20 years overdue, the USAF B-2 Spirit communications upgrade programme is finally set to begin.
Right now, USAF Northrop B-2 Stealth Bombers receive presidential force instructions via ultra-high frequency communications systems, enabled by MILSTAR (Military Strategic Tactical and Relay) satellites. These satellites, though, are rapidly approaching their scheduled retirement date. Therefore, a programme named CVR Increment 1 is set to be introduced.
CVR (Common Very Low Frequency Receiver) will supply USAF B-2 pilots with "another, more reliable means to receive presidential force direction via emergency action messages", according to Gary Doolittle from the USAF's Global Strike Command.
Upgraded Stealth Communications
With this upgraded stealth communications system activated, the USAF's B-2s would receive signals without the need for the MILSTAR satellite fleet.
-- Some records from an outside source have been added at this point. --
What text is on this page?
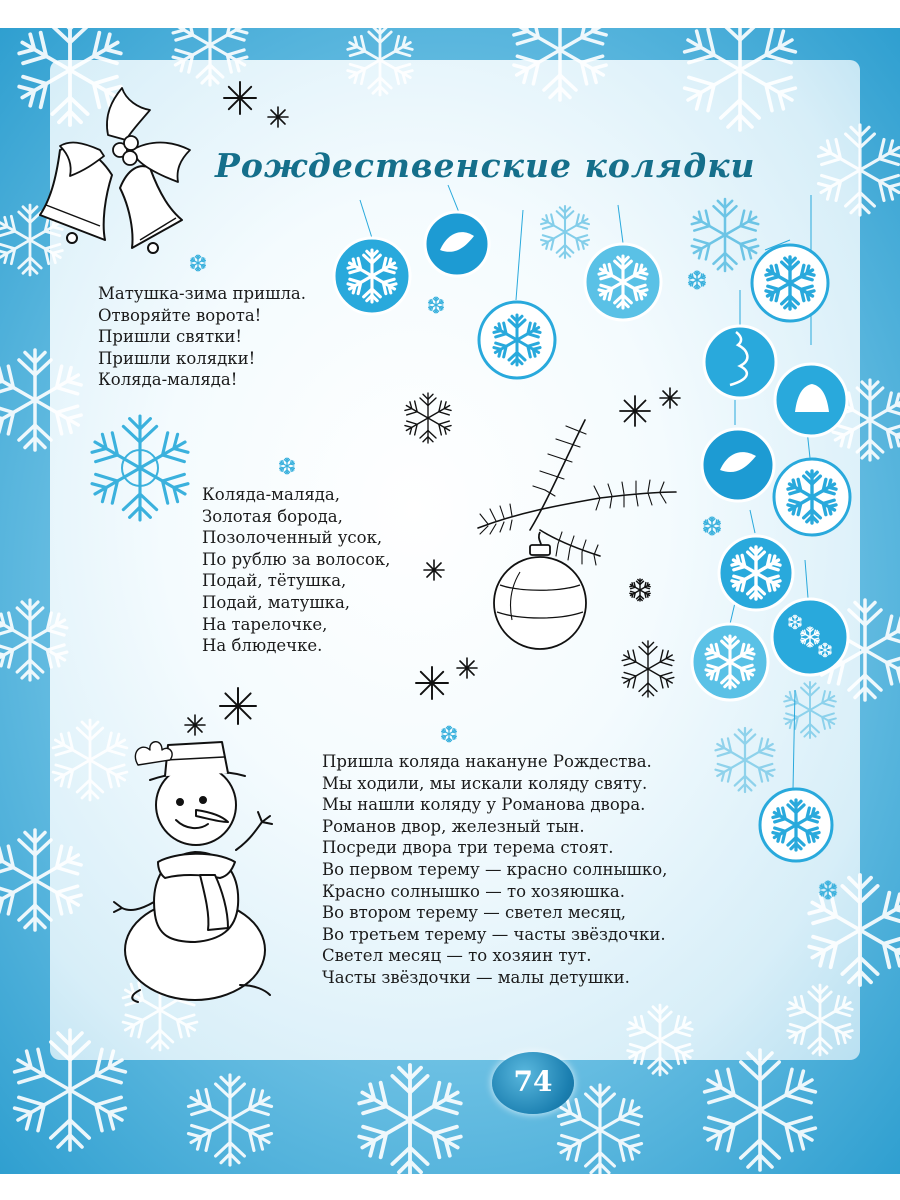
Рождественские колядки
Матушка-зима пришла.
Отворяйте ворота!
Пришли святки!
Пришли колядки!
Коляда-маляда!
Коляда-маляда,
Золотая борода,
Позолоченный усок,
По рублю за волосок,
Подай, тётушка,
Подай, матушка,
На тарелочке,
На блюдечке.
Пришла коляда накануне Рождества.
Мы ходили, мы искали коляду святу.
Мы нашли коляду у Романова двора.
Романов двор, железный тын.
Посреди двора три терема стоят.
Во первом терему — красно солнышко,
Красно солнышко — то хозяюшка.
Во втором терему — светел месяц,
Во третьем терему — часты звёздочки.
Светел месяц — то хозяин тут.
Часты звёздочки — малы детушки.
74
Thus, the Air Force's Stealth capability would remain formidable while a MILSTAR replacement could be conceived, developed and pressed into service.
CVR Increment 1 took a significant step forward two months ago, when Engineering and Manufacturing Development Phase approval was granted. So, before too long, CVR Increment 1-based B-2 flight trials should be launched.
USAF officials make the point that, while CVR Increment 1 is B-2-optimised, the system could be adapted for other types of aircraft in US military service. These types could include the B-52 Stratofortress strategic heavy bomber, introduced in 1955 but set to remain with the USAF into the 2040s.
B-2 Communications Upgrade
USAF officials now expect that CVR Increment 1 communication systems will start to be operationally deployed on B-2s from 2017 onwards.
The B-2 Spirit ‘Stealth Bomber' and the B-52H Stratofortress are both part of the USAF's Global Strike Command. The USAF B-2 fleet has been extensively deployed on operations including Operation Odyssey - the 2011 sorties over Libya.
Introduced to the world in 1988, the B-2 Spirit is a dedicated low-observable strike platform. Its overall shape is intended to minimise its presence on enemy radar screens, allowing it to then deliver nuclear or conventional weapons after penetrating thick anti-aircraft defences.